This is my thought about the layers of computation in Machine Learning while porting The Little Learner to Gleam .
- Bit-Level Representation: At the lowest level, data is stored as bits in memory. However, direct manipulation at this level is rarely necessary in modern ML. I learned how flat binary tensors are represented in memory and how to manipulate bit arrays for performing arithmetic operations on tensors.
- Arithmetic Operations: Higher-level abstractions allow for operations on tensor objects without manual bit manipulation. These tensors represent multi-dimensional arrays of numbers, which can be integers or floating-point values. A important concept is that how the operations are extended to apply to tensors of certain shapes, rather than just apply to numbers.
- Automatic Differentiation: This layer use a dual data structure
#(tensor, link)
to connect a tensor with its generating function.

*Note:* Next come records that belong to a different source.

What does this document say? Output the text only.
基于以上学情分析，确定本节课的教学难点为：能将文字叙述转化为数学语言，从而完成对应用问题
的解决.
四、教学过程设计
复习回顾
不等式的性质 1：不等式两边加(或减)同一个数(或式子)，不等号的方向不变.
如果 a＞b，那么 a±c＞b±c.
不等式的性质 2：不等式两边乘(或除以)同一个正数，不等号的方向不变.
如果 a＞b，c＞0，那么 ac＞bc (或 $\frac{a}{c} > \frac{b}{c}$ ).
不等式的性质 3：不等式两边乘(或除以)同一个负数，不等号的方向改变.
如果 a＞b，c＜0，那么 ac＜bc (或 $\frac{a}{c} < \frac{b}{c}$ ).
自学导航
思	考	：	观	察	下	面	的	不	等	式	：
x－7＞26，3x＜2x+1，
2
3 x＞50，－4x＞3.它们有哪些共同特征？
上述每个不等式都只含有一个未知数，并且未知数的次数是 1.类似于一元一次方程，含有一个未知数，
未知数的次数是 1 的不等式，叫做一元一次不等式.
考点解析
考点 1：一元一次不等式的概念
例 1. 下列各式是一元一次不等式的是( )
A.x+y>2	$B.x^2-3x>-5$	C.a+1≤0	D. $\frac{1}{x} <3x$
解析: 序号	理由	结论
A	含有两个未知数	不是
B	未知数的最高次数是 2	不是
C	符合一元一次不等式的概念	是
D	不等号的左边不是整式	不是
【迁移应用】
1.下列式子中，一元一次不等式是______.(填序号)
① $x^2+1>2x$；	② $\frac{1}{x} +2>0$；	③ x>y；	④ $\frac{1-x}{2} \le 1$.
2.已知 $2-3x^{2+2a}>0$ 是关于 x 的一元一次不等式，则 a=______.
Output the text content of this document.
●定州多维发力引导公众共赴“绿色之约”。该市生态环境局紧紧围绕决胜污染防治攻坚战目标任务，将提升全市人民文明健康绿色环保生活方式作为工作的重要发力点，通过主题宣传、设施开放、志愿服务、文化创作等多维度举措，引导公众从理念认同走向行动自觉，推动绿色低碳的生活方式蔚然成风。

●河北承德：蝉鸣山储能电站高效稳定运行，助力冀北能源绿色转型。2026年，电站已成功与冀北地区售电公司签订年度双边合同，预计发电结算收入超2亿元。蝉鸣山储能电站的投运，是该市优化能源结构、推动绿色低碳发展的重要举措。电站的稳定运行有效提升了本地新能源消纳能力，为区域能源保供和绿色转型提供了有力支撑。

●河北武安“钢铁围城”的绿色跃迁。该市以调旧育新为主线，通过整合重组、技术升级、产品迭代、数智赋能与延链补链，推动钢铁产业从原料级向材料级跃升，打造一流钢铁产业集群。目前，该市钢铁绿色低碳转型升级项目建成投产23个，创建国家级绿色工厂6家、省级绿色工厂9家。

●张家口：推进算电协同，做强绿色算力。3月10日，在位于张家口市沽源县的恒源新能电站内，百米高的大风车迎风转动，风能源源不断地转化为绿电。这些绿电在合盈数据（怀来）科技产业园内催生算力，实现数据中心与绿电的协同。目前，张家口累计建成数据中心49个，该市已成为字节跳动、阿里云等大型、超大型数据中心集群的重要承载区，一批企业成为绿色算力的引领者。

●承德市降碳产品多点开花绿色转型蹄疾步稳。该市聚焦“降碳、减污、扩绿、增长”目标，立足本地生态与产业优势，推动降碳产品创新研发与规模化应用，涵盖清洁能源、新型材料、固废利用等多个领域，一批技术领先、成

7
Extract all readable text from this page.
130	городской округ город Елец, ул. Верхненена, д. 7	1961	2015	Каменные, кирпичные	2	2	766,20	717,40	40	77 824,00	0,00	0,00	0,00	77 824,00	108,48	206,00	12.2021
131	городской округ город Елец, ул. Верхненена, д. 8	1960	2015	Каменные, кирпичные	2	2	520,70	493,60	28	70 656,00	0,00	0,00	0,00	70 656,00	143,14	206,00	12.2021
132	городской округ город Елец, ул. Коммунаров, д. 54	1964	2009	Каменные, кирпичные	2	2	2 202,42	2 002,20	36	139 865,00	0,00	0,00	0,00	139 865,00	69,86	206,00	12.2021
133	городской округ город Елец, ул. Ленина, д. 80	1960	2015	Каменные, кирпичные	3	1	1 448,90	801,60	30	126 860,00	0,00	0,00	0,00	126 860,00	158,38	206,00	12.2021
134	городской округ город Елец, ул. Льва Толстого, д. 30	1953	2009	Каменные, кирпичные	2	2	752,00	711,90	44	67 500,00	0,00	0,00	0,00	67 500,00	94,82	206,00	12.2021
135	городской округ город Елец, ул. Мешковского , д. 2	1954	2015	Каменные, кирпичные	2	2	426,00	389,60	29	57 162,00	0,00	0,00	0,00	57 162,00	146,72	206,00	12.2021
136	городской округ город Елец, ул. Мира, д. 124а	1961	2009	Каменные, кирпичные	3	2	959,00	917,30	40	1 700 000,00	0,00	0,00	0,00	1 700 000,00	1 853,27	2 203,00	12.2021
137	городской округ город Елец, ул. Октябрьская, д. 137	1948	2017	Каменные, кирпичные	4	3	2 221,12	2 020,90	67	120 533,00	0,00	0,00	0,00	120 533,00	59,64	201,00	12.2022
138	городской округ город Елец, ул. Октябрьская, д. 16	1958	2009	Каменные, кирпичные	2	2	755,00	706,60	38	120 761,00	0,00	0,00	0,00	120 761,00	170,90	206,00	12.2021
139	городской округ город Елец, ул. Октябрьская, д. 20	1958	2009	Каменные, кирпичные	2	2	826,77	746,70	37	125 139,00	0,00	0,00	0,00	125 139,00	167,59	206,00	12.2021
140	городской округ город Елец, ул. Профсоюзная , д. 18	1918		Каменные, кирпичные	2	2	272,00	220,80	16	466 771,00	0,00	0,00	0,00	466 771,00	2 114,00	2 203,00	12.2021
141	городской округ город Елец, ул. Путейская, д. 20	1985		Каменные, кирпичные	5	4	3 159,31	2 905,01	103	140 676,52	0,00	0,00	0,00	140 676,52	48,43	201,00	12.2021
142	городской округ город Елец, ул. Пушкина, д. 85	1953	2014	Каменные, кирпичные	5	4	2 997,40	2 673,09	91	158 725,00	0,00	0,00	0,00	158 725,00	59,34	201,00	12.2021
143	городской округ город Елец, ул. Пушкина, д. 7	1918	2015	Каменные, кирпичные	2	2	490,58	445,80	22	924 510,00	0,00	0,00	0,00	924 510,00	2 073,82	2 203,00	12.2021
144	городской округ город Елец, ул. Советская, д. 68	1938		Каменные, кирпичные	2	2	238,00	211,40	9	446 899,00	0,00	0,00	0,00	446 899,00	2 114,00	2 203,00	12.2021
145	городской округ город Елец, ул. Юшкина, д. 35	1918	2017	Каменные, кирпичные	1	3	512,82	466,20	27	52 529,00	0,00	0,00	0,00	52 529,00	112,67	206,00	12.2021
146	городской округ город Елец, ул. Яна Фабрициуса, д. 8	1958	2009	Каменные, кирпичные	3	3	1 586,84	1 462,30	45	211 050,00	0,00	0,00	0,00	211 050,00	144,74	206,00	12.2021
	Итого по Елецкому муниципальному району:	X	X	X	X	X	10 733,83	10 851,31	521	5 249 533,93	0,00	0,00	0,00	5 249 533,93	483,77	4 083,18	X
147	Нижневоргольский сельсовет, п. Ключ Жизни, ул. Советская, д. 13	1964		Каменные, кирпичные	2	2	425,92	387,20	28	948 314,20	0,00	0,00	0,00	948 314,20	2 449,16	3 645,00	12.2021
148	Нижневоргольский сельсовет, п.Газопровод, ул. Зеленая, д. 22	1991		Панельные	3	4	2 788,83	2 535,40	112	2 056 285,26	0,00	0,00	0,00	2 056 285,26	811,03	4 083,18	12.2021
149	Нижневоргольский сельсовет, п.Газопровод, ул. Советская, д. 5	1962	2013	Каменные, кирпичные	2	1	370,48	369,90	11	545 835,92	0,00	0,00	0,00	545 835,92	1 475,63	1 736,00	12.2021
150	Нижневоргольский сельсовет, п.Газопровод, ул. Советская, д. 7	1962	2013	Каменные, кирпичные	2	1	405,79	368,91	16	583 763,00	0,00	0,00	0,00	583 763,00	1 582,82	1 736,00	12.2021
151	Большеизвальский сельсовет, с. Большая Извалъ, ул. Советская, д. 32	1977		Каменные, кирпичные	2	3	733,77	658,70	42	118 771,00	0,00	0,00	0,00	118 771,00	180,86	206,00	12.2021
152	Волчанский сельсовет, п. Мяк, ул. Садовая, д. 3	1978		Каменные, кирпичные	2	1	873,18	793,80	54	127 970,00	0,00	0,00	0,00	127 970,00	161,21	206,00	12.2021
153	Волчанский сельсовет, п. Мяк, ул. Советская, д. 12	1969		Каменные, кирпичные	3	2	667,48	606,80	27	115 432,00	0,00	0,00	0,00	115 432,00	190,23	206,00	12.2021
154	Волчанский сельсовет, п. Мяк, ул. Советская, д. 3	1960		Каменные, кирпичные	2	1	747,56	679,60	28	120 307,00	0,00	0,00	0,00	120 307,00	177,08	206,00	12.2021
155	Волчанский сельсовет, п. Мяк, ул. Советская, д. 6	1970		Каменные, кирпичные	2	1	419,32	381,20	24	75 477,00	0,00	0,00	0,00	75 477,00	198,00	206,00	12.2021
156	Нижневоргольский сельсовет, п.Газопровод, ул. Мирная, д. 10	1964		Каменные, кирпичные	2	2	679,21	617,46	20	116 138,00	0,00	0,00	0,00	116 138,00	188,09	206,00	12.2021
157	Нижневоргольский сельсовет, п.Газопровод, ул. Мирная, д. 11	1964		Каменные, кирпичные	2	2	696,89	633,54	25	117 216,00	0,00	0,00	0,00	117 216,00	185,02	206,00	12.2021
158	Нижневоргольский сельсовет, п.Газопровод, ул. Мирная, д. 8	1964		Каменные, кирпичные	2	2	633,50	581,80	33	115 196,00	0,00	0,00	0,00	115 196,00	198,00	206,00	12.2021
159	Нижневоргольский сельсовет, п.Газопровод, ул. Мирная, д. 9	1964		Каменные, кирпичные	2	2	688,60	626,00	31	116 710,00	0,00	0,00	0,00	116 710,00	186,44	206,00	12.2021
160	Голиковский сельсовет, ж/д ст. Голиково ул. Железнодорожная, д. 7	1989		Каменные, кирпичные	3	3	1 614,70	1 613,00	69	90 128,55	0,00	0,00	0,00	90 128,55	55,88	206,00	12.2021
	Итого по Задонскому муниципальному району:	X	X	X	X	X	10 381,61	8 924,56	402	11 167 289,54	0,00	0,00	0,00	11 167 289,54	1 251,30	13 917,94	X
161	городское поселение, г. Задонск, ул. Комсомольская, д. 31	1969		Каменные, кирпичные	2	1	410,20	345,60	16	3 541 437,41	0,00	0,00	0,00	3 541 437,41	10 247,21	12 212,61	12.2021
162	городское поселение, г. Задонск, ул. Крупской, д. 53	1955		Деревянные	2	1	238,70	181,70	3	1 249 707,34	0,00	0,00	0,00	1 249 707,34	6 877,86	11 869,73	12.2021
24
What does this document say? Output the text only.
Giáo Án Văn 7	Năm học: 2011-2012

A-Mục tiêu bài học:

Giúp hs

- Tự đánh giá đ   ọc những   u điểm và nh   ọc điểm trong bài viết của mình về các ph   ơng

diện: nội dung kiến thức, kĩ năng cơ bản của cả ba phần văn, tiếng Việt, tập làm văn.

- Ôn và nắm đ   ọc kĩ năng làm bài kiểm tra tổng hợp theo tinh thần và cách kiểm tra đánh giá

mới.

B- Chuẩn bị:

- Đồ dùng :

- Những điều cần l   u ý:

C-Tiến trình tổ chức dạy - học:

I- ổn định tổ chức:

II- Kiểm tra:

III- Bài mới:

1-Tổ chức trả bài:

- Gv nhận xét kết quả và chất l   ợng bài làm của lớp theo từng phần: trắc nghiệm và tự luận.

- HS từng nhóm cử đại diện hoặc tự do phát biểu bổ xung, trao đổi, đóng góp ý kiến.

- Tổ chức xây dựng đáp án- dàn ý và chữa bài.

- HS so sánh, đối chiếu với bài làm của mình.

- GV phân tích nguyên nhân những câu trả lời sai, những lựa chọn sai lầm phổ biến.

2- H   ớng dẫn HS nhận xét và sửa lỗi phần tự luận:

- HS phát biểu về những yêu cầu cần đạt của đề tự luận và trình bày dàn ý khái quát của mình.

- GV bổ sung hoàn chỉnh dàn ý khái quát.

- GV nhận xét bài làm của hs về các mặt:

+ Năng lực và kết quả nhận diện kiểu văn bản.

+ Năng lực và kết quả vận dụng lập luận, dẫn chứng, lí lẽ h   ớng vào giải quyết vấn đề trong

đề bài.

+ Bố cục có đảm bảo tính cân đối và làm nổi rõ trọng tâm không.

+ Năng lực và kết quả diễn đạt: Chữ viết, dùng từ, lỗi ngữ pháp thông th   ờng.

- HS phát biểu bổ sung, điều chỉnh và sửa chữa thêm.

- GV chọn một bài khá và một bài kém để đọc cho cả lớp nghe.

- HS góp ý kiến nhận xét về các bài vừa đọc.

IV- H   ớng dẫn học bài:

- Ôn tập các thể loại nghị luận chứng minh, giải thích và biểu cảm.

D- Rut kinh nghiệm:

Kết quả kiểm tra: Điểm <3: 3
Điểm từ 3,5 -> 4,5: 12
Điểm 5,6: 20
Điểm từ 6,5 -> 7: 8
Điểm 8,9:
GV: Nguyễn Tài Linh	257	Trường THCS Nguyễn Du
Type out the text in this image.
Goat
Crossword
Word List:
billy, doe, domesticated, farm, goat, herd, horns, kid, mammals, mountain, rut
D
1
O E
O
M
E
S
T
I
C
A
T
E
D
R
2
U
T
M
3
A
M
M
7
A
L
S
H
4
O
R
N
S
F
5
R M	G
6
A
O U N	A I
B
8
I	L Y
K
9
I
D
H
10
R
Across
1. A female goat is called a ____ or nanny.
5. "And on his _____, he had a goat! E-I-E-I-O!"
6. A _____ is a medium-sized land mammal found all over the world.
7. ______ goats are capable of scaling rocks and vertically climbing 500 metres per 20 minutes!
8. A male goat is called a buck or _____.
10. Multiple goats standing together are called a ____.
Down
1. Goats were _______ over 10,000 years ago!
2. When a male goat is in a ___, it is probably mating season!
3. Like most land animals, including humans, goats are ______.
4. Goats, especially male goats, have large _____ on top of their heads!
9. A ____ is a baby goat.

This structure is crucial for backpropagation, where gradients are computed via the chain rule. Nodes in the graph represent operations, while edges represent tensors flowing between operations. - Differentiable Data and Model Parameters: A tensor, by nature of its operations and structure, is differentiable. Any list or sequence of tensors adhering to the operations defined is also differentiable. At the top of the computation tier, differentiable data (which generally represent model parameters) are passed to gradient descent or other optimization functions. These are updated during training using optimization algorithms based on gradients calculated through the lower layers.